Матери он говорит: «…знайте, что сын ваш любит вас теперь больше себя…»
«Теперь любит…» Раньше он не мог так сказать. Раньше этого не было. Это «теперь» куплено самой дорогой ценой. Оно – его главное открытие, может быть, главный залог спасения. Но это пока лишь порыв, естественный и неизбежный при расставании навсегда с самым, самым родным человеком на свете.
Сестре: «Я сейчас иду предавать себя. Но я не знаю, для чего я иду предавать себя». А через минуту: «Преступление? Какое преступление? – вскричал он в бешенстве. – Не думаю я о нем и смывать его не думаю. Никогда, никогда не был я сильнее и убежденнее, чем теперь!» Достоевский пишет: «Краска даже ударила в его бледное, изнуренное лицо. Но, проговаривая последнее восклицание, он нечаянно встретился взглядом с глазами Дуни, и столько, столько муки за себя встретил он в этом взгляде, что невольно опомнился. Он почувствовал, что все-таки сделал несчастными этих двух бедных женщин. Все-таки он же причиной…»
И Раскольников говорит сестре: «Дуня, милая! Если я виновен, прости меня (хоть меня и нельзя простить, если я виновен). Прощай! Не будем больше спорить!»
Сопоставим: «…знайте, что сын ваш любит вас теперь больше себя…» – «Никогда, никогда не был я сильнее и убежденнее, чем теперь!» Два противоположных «теперь».
И все это – в один и тот же час, почти в одну и ту же минуту! Снова и снова повторяется: «…уже в следующую минуту это становился не тот человек, что был в предыдущую». Снова и снова: «…как будто что-то ужалило Раскольникова. В один миг его как будто перевернуло» (сцена на бульваре).
Эти два «теперь» сосуществуют в Раскольникове, но в конечном счете они исключают – исключат – друг друга, а пока – он разорван, расколот, распят между ними. Отсюда – корчи, отсюда – внутренний крик. Оставив сестру, Раскольников думает: «Я зол, я это вижу. Но зачем же они и сами меня так любят, если я не стою этого! О, если б я был один и никто не любил меня и сам бы я никого не любил! Не было бы всего этого!»

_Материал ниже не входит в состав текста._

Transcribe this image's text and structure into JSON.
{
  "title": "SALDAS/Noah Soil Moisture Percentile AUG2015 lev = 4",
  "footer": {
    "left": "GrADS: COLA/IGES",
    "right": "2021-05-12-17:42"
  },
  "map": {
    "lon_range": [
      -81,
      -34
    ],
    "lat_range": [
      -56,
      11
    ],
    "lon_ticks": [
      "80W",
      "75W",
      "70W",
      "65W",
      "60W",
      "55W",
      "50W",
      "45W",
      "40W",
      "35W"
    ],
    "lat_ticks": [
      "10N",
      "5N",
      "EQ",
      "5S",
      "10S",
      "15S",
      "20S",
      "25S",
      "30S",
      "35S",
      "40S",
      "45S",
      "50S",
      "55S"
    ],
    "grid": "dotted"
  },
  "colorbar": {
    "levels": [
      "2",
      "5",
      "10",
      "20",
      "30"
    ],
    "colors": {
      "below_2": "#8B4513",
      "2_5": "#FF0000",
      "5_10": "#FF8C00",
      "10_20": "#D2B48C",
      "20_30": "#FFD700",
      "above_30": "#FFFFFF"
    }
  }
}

Чего «не было бы»? Не было бы никакой явки, никаких мук, не говоря уже о раскаянии. Все бы смог. Через все бы перешагнул и не оглянулся: не на что, не на кого, незачем было бы оглядываться.
«О, если бы я был один…» – эти слова «переводятся» и как «проклятая мечта» на все «плюнуть», все посметь, и как неосуществимость этой мечты.
И еще сопоставим: «Я просто убил; для себя убил, для себя одного!» – «О, если б я был один…»
Чтобы спокойно убить «для себя одного», и надо быть «одному».
«Один» и означает без совести.
Первое, «нестерпимое ощущение», которое Подросток испытал в своем преступном «пророческом» сне, выражено буквально такими же словами: «О, если бы я был один!»
А если не один? Значит – всех остальных надо принести себе в жертву или – вернуться ко всем.
Раскольников выговаривает самое главное условие, при котором преступник может не считать себя преступником: никого не любить, ни от кого, ни в чем, никогда не зависеть, обрезать все родственные, личные, интимные связи. Обрезать так, чтобы ни одно человеческое чувство не подавало бы никакой вести о себе изнутри. Так, чтобы человек был абсолютно слеп и глух ко всякой человеческой вести извне. Чтобы заколочены были все входы и выходы ко всему человеческому. Чтоб уничтожалась совесть (со-весть). Тогда и «не было бы всего этого». Слепоглухонемой ко всяким «романтическим бредням», «моралям», «Шиллерам» – вот сильная личность, вот «гений», которому «все позволено». Все – так уже все…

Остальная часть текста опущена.